A busy physician juggling full patient loads and optional professional development programs. He values growth but needs things to be effortless and rewarding to stay engaged.

  • Stay current with quality improvement practices without extra effort
  • Feel recognized for active participation and contributions
  • Access clear, motivating progress tracking at a glance
  • PQI sessions feel passive — no incentive to engage beyond attendance
  • Packed schedule makes it hard to justify additional effort
  • No visibility into how much he has contributed or progressed
  • Lightweight interactions — rewards that don't add steps to his day
  • Visual clarity — progress at a glance, no learning curve
  • Tangible motivation — real rewards tied to real participation
The Solution

Introducing PulsePoints: A Mobile Rewards System to Boost Physician Engagement

PulsePoints incentivizes participation in PQI sessions, Q&A, and surveys through digital stamps and redeemable rewards. Users earn 1 stamp for every 100 points, and the stamps reset after each redemption while the total points remain, giving physicians a clear, motivating way to track progress without adding to their workload.

1 = 100 points
01

Onboarding

Users select whether they're a physician or facilitator, tailoring the experience from the start.

02

How to Earn

Physicians see how to earn stamps and view activities that help them collect points.

03

Track & Engage

View the leaderboard to monitor rankings, total points, and earned stamps.

04

Participate & Earn

The facilitator scans the physician's QR code to award points instantly after completing an activity.

05

Redeem Rewards

Once enough stamps are collected, redeem for perks — branded merch, bonus resources, or event access.

06

Facilitator's Journey

Facilitators get their own dedicated view — scan QR codes to award points, monitor session participation in real time, and manage rewards distribution without disrupting the flow of training.

Final Designs

The mobile rewards app is ready for development.

Over the course of this project, I designed the full end-to-end mobile experience from onboarding to rewards redemption and built micro-interactions that make earning and tracking points feel intuitive and motivating.

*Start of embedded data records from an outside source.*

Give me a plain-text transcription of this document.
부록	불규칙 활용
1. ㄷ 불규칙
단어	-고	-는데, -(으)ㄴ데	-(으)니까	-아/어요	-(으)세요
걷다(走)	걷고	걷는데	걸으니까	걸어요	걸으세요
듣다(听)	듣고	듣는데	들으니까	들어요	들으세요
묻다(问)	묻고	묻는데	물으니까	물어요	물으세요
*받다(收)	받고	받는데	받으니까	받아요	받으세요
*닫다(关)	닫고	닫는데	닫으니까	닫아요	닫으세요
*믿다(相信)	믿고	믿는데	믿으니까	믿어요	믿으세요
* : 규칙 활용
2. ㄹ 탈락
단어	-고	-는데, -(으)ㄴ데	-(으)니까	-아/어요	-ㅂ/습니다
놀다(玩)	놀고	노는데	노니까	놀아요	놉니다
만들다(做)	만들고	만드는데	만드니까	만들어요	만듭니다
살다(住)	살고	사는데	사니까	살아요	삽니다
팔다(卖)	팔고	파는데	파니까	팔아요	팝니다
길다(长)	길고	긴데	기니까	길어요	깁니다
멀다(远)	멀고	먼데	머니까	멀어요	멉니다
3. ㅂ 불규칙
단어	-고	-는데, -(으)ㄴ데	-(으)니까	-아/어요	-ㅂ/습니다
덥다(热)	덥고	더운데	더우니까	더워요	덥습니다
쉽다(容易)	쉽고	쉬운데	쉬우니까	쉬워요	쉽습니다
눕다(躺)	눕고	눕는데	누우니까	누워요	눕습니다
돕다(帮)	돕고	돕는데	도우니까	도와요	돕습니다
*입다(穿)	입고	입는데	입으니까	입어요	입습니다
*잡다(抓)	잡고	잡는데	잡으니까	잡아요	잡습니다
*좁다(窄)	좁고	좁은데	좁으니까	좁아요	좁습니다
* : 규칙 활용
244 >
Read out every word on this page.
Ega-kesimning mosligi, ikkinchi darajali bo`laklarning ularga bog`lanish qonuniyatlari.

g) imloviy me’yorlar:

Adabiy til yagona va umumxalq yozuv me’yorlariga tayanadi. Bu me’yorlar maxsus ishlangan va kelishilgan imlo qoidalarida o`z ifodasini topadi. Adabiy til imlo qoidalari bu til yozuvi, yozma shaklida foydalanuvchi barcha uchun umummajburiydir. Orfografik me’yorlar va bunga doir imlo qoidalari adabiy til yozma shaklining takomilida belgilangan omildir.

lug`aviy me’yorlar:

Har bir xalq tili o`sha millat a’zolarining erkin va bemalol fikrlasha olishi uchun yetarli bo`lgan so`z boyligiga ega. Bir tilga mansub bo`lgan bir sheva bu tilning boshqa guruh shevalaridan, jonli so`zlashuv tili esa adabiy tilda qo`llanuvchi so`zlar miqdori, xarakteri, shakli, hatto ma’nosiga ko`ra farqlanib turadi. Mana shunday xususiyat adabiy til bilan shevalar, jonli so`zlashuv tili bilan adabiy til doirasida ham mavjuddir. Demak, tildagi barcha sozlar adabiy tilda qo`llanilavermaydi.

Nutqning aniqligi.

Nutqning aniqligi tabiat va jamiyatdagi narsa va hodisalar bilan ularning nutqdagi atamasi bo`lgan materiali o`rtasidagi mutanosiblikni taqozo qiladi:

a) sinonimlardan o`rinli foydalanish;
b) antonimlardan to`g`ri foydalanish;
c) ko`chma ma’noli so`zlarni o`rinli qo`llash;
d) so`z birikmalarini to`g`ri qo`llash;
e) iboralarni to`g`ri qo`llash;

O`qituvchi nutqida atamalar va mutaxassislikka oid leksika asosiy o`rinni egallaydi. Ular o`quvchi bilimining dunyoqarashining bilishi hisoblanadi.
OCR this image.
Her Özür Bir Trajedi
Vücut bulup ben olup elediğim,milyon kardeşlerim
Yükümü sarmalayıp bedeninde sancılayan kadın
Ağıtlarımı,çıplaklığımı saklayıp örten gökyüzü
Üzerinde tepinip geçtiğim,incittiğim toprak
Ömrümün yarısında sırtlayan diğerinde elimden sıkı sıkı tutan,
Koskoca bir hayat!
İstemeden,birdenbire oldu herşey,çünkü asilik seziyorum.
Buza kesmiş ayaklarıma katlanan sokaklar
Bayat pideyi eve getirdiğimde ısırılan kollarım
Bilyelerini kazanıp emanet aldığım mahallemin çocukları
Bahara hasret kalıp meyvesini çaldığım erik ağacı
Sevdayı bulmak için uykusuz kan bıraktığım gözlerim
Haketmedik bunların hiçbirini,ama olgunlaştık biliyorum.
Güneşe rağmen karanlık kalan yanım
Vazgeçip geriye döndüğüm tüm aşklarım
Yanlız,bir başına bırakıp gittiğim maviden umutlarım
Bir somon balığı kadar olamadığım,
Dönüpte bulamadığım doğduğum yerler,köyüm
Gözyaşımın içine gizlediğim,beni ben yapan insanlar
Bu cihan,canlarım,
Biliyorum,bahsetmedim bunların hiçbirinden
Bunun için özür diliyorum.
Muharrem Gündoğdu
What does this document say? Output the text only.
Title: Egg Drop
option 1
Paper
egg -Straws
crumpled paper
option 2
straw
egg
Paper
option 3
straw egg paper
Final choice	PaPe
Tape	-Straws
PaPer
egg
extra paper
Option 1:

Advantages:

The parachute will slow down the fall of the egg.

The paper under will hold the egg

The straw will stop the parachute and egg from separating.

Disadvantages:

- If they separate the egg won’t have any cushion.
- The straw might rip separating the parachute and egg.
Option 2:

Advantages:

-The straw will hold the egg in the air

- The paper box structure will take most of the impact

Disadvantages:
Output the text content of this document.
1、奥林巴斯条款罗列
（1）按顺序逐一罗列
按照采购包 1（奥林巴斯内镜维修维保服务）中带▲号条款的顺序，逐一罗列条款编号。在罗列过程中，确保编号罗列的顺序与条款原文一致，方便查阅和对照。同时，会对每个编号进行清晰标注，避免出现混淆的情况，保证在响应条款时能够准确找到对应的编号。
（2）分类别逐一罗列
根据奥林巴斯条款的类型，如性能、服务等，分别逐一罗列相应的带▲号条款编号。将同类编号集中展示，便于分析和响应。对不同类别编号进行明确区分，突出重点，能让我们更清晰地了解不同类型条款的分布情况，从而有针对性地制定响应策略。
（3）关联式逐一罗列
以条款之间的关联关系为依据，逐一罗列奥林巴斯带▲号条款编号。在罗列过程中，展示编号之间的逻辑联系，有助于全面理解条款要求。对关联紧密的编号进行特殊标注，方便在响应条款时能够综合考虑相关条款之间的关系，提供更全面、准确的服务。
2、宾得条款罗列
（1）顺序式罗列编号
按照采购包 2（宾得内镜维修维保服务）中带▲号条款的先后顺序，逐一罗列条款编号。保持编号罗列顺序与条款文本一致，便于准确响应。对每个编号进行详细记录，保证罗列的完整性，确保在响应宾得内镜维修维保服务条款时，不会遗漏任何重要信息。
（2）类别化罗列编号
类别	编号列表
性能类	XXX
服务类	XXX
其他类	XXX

Try our prototype to see it in action (Press "R" to restart).

Key Takeaways

🌟 What I've learned

One of the most important lessons I learned is that effective design starts with focusing on a specific user group. By creating a persona for PulsePoints centered on younger physicians, we gained deep insight into their unique needs. This focus led to clearer design decisions and a product that truly meets users' needs.